Genworth and Oceanwide announce significant progress toward acquisition funding

Genworth Financial and China Oceanwide announced that Oceanwide has reached a general agreement with Hony Capital on the key commercial terms and conditions of its $1.8 billion offshore financing plan to complete the acquisition of Genworth, and that Oceanwide has provided satisfactory information regarding its funding plan for the portion of the funds being sourced from Mainland China.

However, while Oceanwide has made significant progress towards finalizing its financing plan for the proposed transaction, it has not reached a final agreement with Hony Capital on all terms and conditions due to the logistical challenges presented by the global pandemic, including travel restrictions and mandatory quarantine requirements. These challenges have significantly lengthened the time required for Oceanwide and Hony Capital to hold in-person discussions to finalize these terms and conditions.

As a result of these delays, the parties also announced that they have agreed to a 16th waiver and agreement of each party’s right to terminate their previously announced merger agreement. The 16th waiver extends the previous deadline of September 30, 2020 to no later than November 30, 2020.

The duration of the extension was informed by both Oceanwide and Genworth’s expectation of further delays due to continued required travel and quarantine restrictions in the near-term. It also takes into account the upcoming Chinese national holiday, Mid-Autumn Festival, which will take place from October 1 through October 8. Negotiations between Oceanwide and Hony Capital will resume following this holiday.

Oceanwide has confirmed that Oceanwide’s existing financing arrangement for debt funding of up to $1.8 billion through Hony Capital has been extended through December 31, 2020.

The parties also agreed to an interim checkpoint on October 31, 2020, by which time Oceanwide needs to provide Genworth with satisfactory evidence that the necessary funding will be available to close the transaction by November 30. If Oceanwide does not deliver evidence satisfactory to Genworth by October 31, Genworth will have the right, in its sole discretion, to terminate the merger agreement on or after October 31, 2020.

“We have overcome many hurdles during the past four years, demonstrating time and again our unwavering commitment to this transaction. The COVID-19 pandemic has presented a unique set of challenges to deal-making that traditionally relies on face-to-face communications, which is why the additional time is necessary to finalize these remaining steps. Despite these latest challenges, we remain committed to securing financing for the transaction in order to close the transaction as soon as possible.” – Chairman of Oceanwide, LU Zhiqiang.

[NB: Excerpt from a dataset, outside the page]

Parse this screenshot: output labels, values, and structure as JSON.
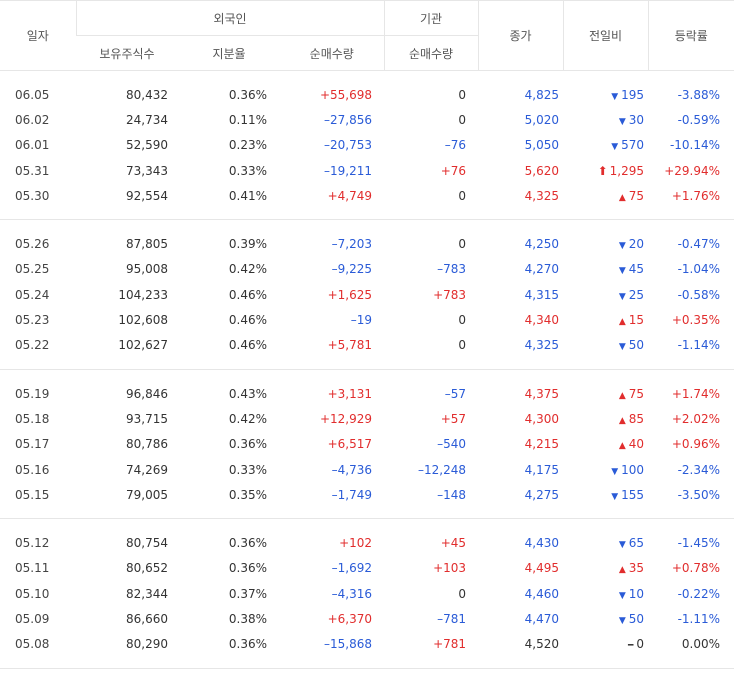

“As we extend the waiver and agreement again, it is important to remember that it wasn’t until the end of March 2020 that we received substantially all the regulatory approvals needed to close the transaction. That put Oceanwide in the difficult position of completing the funding process in the middle of a global pandemic. I recognize that this has been an extraordinarily long road to travel for our shareholders, regulators, employees and other stakeholders, and we greatly appreciate their patience. We are committed to continuing to work with Oceanwide to close the transaction because we believe that the transaction represents the best value for Genworth’s shareholders.” – Genworth president and CEO, Tom McInerney.

The transaction had previously received all US regulatory approvals needed to close the transaction, subject to confirmation from the Delaware Department of Insurance that the acquisition of Genworth’s Delaware-domiciled insurer may proceed under the existing approval. The parties also are still in discussions with the GSEs about their previous approval of the transaction, and Oceanwide needs to receive clearance for currency conversion and transfer of funds from SAFE. With respect to other regulatory matters: FINRA has confirmed that the transaction may close under FINRA Rule 1017(c) prior to receiving its final approval and the North Carolina Department of Insurance issued a 90-day extension of its previously granted approval on August 11, 2020. All other required approvals and clearances have been secured.